Multispectral imaging can produce more accurate images than red, green, and blue (RGB) imaging because the wavelength range including visible light can be divided into a large number of channels. Therefore, we measured optical density using the Vectra 3 multispectral imaging system (PerkinElmer, Inc., Waltham, MA, USA). This quantitative analysis of iron deposition was performed on the same slide used in the semiquantitative analysis. Scan images of the whole specimen with Prussian blue staining were digitalized by the multispectral imaging system according to a previously published protocol [15]. Each of five individual fields (669 × 500 μm each) of peritumoral liver parenchyma or outer liver parenchyma for multispectral acquisition were selected randomly using Phenochart image viewer software, version. 1.0.4 (PerkinElmer, Inc.) to scan at high-power resolution (×200 magnification) (Fig. 4). High-power multispectral acquisitions were analyzed using inForm image analysis software, version. 2.1 (PerkinElmer, Inc.) to extract the optical density of the Prussian blue staining. The mean optical density of five regions of peritumoral liver parenchyma or outer liver parenchyma was used for analysis.

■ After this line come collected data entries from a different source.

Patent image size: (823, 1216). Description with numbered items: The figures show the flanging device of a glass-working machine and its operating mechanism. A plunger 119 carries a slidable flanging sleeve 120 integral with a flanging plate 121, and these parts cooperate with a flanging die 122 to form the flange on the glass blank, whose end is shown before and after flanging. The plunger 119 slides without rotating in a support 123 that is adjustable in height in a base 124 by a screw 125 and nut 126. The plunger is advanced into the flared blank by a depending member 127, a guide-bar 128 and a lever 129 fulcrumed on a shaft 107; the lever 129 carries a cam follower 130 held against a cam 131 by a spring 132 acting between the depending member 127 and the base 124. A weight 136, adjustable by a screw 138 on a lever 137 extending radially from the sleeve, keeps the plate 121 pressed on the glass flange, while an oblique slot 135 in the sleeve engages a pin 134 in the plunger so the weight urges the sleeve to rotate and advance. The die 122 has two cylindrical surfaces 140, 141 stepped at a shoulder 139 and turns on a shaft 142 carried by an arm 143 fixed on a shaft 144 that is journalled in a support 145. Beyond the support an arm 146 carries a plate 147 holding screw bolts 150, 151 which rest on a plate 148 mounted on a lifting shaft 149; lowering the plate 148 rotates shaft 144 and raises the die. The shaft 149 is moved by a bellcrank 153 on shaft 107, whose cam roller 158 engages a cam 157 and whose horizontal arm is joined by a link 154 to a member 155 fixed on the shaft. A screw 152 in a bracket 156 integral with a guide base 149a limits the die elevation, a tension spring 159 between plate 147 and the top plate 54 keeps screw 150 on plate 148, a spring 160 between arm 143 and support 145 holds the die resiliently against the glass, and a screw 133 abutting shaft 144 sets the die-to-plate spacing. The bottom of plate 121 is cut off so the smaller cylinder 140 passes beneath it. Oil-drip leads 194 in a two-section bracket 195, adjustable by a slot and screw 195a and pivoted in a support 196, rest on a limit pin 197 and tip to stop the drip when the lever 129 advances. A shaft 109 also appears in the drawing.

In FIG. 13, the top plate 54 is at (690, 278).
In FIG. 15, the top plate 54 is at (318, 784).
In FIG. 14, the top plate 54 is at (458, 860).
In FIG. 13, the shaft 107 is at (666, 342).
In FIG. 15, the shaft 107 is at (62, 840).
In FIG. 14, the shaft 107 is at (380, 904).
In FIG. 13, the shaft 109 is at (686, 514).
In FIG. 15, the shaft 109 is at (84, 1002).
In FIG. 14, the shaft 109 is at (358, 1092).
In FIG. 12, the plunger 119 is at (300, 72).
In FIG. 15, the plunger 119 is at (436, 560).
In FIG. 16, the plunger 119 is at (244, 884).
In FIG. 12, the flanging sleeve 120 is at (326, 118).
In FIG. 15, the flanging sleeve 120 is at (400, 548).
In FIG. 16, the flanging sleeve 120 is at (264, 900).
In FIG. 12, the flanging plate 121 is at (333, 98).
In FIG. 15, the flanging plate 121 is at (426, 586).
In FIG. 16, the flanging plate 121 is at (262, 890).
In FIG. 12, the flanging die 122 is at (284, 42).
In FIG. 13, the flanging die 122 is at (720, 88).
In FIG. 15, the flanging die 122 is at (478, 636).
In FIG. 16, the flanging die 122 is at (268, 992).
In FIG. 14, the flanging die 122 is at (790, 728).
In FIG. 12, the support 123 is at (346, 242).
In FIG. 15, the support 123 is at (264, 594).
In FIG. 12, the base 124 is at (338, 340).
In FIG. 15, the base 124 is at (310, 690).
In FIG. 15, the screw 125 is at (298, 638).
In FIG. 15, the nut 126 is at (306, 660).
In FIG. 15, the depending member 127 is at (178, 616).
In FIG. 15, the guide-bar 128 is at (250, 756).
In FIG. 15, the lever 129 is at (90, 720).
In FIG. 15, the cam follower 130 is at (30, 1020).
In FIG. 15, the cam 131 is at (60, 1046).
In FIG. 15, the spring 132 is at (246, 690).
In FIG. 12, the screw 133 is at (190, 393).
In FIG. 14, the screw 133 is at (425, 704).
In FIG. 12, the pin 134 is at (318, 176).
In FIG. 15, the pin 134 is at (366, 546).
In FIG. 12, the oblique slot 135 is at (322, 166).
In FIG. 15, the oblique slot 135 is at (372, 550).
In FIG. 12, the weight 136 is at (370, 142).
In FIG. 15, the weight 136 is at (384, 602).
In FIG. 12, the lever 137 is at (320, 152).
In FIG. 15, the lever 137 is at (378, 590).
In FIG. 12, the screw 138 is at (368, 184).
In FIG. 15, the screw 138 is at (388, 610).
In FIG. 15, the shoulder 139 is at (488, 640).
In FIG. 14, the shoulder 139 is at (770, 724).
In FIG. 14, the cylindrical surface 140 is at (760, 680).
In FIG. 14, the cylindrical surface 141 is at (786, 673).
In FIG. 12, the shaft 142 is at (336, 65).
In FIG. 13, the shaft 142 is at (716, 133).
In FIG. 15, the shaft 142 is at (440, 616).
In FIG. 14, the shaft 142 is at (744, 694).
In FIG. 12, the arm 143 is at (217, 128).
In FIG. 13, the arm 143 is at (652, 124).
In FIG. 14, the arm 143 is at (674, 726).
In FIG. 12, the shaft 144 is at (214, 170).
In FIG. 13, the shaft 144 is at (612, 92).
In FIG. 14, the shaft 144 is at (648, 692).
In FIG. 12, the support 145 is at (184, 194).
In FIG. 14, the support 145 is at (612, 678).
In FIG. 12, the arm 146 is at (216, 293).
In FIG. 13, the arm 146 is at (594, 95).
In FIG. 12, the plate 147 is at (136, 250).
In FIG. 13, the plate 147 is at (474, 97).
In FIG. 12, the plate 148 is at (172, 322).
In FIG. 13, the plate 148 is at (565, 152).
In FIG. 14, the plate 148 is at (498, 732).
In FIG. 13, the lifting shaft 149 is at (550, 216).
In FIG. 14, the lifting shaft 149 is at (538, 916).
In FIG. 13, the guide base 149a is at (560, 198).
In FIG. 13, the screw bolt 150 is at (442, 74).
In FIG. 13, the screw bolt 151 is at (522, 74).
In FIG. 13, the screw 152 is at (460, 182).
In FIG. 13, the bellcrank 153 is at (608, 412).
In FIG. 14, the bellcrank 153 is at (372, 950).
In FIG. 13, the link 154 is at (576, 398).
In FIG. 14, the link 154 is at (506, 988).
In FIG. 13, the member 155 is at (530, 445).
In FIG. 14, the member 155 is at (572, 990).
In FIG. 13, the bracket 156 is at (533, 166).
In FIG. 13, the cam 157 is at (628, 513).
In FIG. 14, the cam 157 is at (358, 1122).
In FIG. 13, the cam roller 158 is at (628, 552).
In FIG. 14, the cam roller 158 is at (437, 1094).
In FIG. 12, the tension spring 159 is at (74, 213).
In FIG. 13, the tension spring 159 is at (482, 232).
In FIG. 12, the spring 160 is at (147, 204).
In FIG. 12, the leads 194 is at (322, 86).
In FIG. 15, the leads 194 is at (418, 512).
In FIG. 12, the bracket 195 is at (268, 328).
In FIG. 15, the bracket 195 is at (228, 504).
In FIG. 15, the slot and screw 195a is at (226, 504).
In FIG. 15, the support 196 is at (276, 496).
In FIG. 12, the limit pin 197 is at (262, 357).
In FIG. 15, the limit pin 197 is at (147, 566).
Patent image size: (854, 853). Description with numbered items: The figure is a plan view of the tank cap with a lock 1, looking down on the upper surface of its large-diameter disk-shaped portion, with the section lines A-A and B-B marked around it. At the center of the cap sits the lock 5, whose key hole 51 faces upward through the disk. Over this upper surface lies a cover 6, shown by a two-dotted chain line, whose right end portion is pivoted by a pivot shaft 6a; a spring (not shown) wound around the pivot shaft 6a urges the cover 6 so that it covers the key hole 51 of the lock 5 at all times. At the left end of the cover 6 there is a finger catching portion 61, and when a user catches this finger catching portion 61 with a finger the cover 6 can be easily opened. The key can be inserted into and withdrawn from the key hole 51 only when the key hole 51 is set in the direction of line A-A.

Subsequently, we reviewed the pathology reports and investigated tumor grade, presence of a fibrous capsule, and degree of liver fibrosis. The degree of liver fibrosis in the background liver was graded according to the new Inuyama criteria as follows: no fibrosis (F0), portal fibrosis widening (F1), portal fibrosis widening with bridging fibrosis (F2), bridging fibrosis and lobular distortion (F3), or cirrhosis (F4) [16].
Statistical analysis
All statistical analyses were performed using IBM SPSS Statistics for Windows, version 25.0 (IBM Corp., Armonk, NY, USA) and Bell Curve for Excel (Social Survey Research Information Co. Ltd., Tokyo, Japan). Inter-reader agreement for the presence or absence of a PTHR on T2*WIs was assessed by calculating the kappa statistic [17]. A kappa value of ≤ 0.20 indicated poor agreement, 0.21–0.40 indicated fair agreement, 0.41–0.60 indicated moderate agreement, 0.61–0.80 indicated good agreement, and 0.81–1.00 indicated excellent agreement. The correlation between the semiquantitative and quantitative methods (peritumoral iron deposition and iron deposition in the background liver parenchyma, respectively) were analyzed using Spearman’s rank correlation coefficient. The association between PTHR and continuous variables in the potential contributing factors, such as peritumoral iron deposition (quantitative analysis), age, iron deposition in the background liver parenchyma (quantitative analysis), size, etiology, degree of fibrosis, and tumor grade, was analyzed using the Mann–Whitney U-test. The association between the PTHR and binary variables in the potential contributing factors, such as sex and a histopathologic fibrous capsule, was analyzed using the χ2 test. P < 0.05 was considered to indicate a statistically significant difference.